In Teaching Writing Online How & Why, Scott Warnock says “our large, high-stakes writing assignments can sometimes be so artificial, so detached from anything in the students’ experiences, so confoundingly difficult, that they don’t create the kind of real writer-audience relationship that characterizes the writing students will do in practically every other aspect of their lives” (3). This resonated in me. My freshmen are struggling with format, my seniors are struggling with format, but, more than that, they are struggling with what to say. What an enormous task—trying to figure out what to say and, at the same time, being overwhelmed with the format in which to say something! How much better would it be if my students wrote often, for multiple purposes, so that when faced with a writing task, the words would flow easily enough that the actual task or the new type of writing would be less overwhelming? If I can harness the principles that are inherent in online writing courses and tame the available technologies utilized in those courses and offer them to the students in my face-to-face classes, I can provide better, more authentic writing instruction.

Warnock says that during online writing instruction “Students no longer write just at assignment time. They must always be thinking about their writing practices in their course interactions…. And they are responding to you and to each other” (4). Couple this thought with two of the beliefs outlined in the “NCTE Beliefs about the Teaching of Writing,” “that people learn to write by writing” and that “writing is a tool for thinking” and it is clear that students must write often and not just for formal writing assignments. This leads me to the technology that has been crowding me this year, nudging me to fit it into my teaching practices. I’ve been using Google Classroom as a way to be more “paperless,” but I need to tap into it as a means for students to write more and comment on one another’s writing.

Learning about the power of forums and writing for various audiences and purposes has made me consider Google Classroom as more than a storehouse for materials and a place to turn in assignments. This month, I discovered I might have been led there searching for better questioning methods with which to achieve the standards of the Common Core, but it was the study of online writing instruction that made me see the power of this tool for writing to think. On this site, instructors can select content and build questions into the material—read, think about what you read, write about what you read, read what others thought about what you read, and comment on what others wrote—powerful stuff for someone currently studying the importance of blogs and forums in online writing instruction.

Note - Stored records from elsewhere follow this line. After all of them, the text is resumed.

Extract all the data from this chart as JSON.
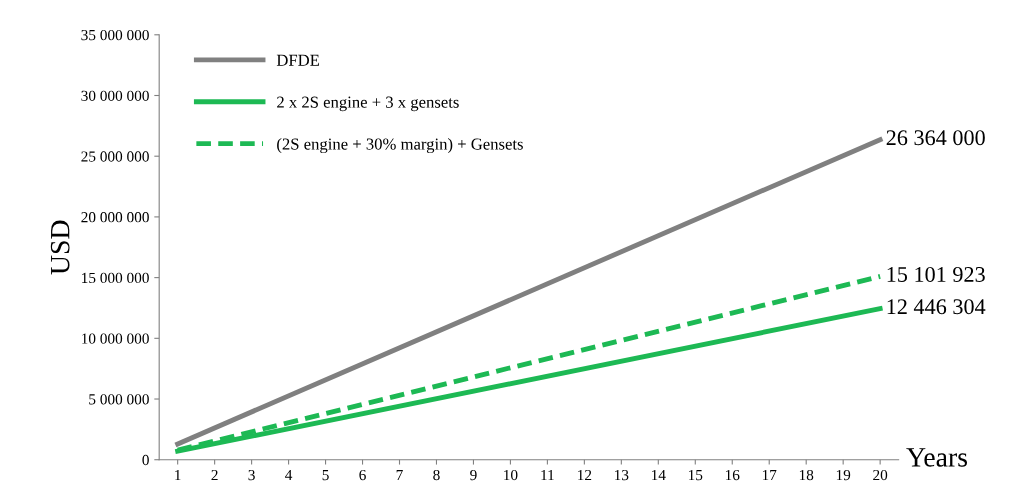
{
  "chart_data": {
    "type": "line",
    "xlabel": "Years",
    "ylabel": "USD",
    "x": [
      1,
      20
    ],
    "xlim": [
      0.5,
      20.5
    ],
    "xticks": [
      1,
      2,
      3,
      4,
      5,
      6,
      7,
      8,
      9,
      10,
      11,
      12,
      13,
      14,
      15,
      16,
      17,
      18,
      19,
      20
    ],
    "ylim": [
      0,
      35000000
    ],
    "yticks": [
      {
        "value": 0,
        "label": "0"
      },
      {
        "value": 5000000,
        "label": "5 000 000"
      },
      {
        "value": 10000000,
        "label": "10 000 000"
      },
      {
        "value": 15000000,
        "label": "15 000 000"
      },
      {
        "value": 20000000,
        "label": "20 000 000"
      },
      {
        "value": 25000000,
        "label": "25 000 000"
      },
      {
        "value": 30000000,
        "label": "30 000 000"
      },
      {
        "value": 35000000,
        "label": "35 000 000"
      }
    ],
    "grid": false,
    "legend": "top left",
    "marker": "none",
    "series": [
      {
        "name": "DFDE",
        "color": "#808080",
        "values": [
          1300000,
          26364000
        ],
        "value_labels": [
          null,
          "26 364 000"
        ],
        "line_style": "solid"
      },
      {
        "name": "2 x 2S engine + 3 x gensets",
        "color": "#1db954",
        "values": [
          700000,
          12446304
        ],
        "value_labels": [
          null,
          "12 446 304"
        ],
        "line_style": "solid"
      },
      {
        "name": "(2S engine + 30% margin) + Gensets",
        "color": "#1db954",
        "values": [
          800000,
          15101923
        ],
        "value_labels": [
          null,
          "15 101 923"
        ],
        "line_style": "dashed"
      }
    ]
  }
}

Who doesn’t remember the “unapproachable sage” (4) from his or her own experience as a student? Or, maybe your remember wincing when the first-year teacher or student teacher attempted to be a “chum” (5) to his or her students? I think my fear each year (day?) is that I’m going to be the “fool” (5) and, more importantly, what if my students think I’m the “harsh critic” (6) when I’m grading their papers? Warnock’s discussion of classroom voices and roles applies as much to the face-to-face classroom as it does to the online classroom. Reading about the online classroom has made me more aware of these different roles. In a recent forum post, I commented that I’d like to be a “coach” to my students. I would hope that the role of coach would make me approachable, but not too chummy, a bit of an expert in my area, but not a critic to be feared. But, I think I’ll always live with the fear of being a fool….

Perhaps I’ve learned my first lesson in teaching writing online, maybe it all boils down to teaching writing well, applying best practices across the board, connecting with students, and coaching one another to being just a little better today than you each were yesterday.

Works Cited

“NCTE Beliefs about the Teaching of Writing.” NCTE Guideline. National Council of Teachers of English, 14 Oct. 2014. Web. 23 Jan. 2015.

Warnock, Scott. Teaching Writing Online How & Why. Urbana: National Council of Teachers of English, 2009. Print.